Good examples of the m-Rides are the flying theatres of the Legoland parks: LEGO Movie – Masters of Flight in Florida (U.S.A.), Emmet’s Flying Adventure – Masters of Flight in Billund (Denmark), Emmet’s Flying Adventure Ride in California (U.S.A.) and Flight of the Sky Lion at Windsor (England).
The success of the flying theatre
Brogent Technologies is still working on expanding its catalogue, but the flying theatre will probably still be the most popular product in the upcoming years. “There are so many different markets we can sell to. We are talking to science museums, zoos, aquariums and shopping malls. Basically we can sell it to everyone. It’s not only theme parks. In China, we are now looking at national parks. They have beautiful nature parks, comparable to the national parks in the USA and if you show that from a flying perspective, it is also very interesting. There are really endless possibilities”, says Stafan.
Disney proved that a flying theatre in a theme park can be a success, but together with various operators, Brogent showed it can also be a success as a standalone attraction: “Why it can be a standalone has to do with the wide range of audience and the emotion and fascination that people have about flying,” tells Stefan. For thousands of years, mankind has had the wish to fly. The film of a flying theatre, combined with the movement of the gondolas gives you a feeling of freedom that can hardly be experienced during a real flight. “A flying theatre is just something special,” adds Stefan.

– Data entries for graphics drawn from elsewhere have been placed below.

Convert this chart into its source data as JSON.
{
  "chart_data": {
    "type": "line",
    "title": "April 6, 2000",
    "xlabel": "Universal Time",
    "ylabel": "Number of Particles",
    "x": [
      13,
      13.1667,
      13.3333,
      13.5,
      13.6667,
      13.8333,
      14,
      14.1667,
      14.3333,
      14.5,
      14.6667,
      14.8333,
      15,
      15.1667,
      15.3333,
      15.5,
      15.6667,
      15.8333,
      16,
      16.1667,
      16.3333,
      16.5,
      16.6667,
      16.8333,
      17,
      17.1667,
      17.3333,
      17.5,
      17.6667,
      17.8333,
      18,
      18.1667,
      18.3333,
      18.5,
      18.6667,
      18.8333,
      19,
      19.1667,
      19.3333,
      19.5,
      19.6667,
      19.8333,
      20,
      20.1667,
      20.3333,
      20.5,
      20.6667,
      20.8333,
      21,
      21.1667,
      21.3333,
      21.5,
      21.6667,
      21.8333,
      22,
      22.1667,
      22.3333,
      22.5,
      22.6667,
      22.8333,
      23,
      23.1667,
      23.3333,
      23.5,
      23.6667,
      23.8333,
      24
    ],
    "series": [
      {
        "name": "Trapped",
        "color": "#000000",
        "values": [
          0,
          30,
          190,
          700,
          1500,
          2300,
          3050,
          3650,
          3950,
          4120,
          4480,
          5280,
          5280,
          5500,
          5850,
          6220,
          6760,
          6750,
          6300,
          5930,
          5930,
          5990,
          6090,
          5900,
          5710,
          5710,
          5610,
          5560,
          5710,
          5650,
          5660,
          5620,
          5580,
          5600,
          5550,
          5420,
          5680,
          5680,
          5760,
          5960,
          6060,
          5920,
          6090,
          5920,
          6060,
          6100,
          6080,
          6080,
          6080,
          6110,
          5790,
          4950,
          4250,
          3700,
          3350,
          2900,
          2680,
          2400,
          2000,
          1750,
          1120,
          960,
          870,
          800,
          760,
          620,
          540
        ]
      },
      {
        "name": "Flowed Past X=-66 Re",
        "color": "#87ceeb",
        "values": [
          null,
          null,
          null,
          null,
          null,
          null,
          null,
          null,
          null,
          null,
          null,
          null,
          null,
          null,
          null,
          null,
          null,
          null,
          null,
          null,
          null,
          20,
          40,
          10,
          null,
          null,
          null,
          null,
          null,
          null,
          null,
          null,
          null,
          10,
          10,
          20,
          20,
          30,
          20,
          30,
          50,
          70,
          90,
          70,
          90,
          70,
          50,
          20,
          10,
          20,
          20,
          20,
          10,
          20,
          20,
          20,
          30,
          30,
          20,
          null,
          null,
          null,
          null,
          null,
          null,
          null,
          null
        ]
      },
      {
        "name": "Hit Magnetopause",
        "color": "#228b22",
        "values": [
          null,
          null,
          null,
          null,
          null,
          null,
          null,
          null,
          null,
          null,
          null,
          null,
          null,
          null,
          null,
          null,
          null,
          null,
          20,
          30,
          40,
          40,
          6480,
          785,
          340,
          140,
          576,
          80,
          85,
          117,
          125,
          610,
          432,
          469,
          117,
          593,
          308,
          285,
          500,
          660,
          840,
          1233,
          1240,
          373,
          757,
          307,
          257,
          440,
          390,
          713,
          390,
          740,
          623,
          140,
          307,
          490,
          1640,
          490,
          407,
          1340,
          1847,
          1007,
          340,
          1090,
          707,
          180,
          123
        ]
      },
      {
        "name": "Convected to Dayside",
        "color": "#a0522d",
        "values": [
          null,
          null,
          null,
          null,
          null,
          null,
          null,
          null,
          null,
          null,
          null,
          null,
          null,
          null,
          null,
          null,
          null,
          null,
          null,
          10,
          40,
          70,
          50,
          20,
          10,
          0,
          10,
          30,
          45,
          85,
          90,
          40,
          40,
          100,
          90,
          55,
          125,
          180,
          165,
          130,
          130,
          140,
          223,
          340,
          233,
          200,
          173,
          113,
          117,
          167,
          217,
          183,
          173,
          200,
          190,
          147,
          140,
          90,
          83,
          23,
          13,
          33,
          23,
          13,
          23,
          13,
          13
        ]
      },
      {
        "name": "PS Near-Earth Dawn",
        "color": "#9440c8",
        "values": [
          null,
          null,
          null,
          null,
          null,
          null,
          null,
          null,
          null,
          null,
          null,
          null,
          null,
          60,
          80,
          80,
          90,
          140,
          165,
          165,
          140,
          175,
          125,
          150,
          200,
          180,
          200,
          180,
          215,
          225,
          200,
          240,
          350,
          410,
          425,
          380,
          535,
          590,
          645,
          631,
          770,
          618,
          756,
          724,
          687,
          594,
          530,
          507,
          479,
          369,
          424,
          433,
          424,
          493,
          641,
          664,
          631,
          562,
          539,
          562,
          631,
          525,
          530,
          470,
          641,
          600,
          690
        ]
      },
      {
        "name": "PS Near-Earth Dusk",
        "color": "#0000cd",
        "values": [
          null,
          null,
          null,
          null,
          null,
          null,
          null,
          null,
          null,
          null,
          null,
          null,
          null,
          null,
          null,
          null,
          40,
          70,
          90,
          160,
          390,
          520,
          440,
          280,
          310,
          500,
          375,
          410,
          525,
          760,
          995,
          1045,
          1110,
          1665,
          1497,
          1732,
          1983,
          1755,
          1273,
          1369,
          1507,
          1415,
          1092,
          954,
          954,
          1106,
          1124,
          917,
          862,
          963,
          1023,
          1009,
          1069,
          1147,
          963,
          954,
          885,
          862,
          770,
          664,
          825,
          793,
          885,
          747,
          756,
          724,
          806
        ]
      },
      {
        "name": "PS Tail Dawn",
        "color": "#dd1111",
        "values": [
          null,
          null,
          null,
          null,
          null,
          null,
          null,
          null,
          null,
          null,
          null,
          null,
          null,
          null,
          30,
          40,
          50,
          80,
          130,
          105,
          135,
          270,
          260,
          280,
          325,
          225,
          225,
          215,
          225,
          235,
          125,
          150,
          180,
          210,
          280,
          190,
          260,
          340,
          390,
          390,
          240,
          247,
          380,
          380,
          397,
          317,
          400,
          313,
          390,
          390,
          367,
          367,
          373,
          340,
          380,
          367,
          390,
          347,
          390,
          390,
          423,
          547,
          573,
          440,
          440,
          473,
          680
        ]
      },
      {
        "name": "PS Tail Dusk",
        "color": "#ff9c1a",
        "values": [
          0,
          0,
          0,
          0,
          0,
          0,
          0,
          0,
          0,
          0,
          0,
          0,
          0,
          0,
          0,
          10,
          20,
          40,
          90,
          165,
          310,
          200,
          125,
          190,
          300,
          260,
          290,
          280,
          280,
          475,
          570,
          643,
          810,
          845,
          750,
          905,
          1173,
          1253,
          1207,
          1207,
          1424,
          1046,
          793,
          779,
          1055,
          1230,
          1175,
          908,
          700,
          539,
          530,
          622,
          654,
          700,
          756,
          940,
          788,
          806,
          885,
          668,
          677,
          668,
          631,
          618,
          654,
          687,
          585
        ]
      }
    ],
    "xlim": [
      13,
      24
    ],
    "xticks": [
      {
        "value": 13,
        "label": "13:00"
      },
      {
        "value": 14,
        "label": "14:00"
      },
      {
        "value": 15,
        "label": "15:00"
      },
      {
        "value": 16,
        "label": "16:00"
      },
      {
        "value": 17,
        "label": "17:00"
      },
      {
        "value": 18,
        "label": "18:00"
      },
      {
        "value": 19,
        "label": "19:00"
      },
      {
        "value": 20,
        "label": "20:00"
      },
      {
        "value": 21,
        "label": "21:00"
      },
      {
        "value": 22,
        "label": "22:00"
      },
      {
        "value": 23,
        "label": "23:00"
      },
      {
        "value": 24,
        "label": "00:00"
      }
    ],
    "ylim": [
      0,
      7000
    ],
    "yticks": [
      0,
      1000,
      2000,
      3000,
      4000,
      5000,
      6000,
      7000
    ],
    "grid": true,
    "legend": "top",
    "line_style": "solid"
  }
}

It is this feeling that gives a flying theatre a high repeatability. Stefan has experienced that himself: “I rode it hundreds, maybe even thousands of times. I just never get bored of it. I don’t know why that is the case, but that’s why I really think the Flying Theatre is a really good attraction.”
After this interview, we have good confidence that we will see a lot more Brogent rides in the future. Of course we will expect many new flying theatres, but hope to see more show and dark rides of Brogent being built. We would like to thank Stefan again for his time and insightful stories about the Flying Theatre.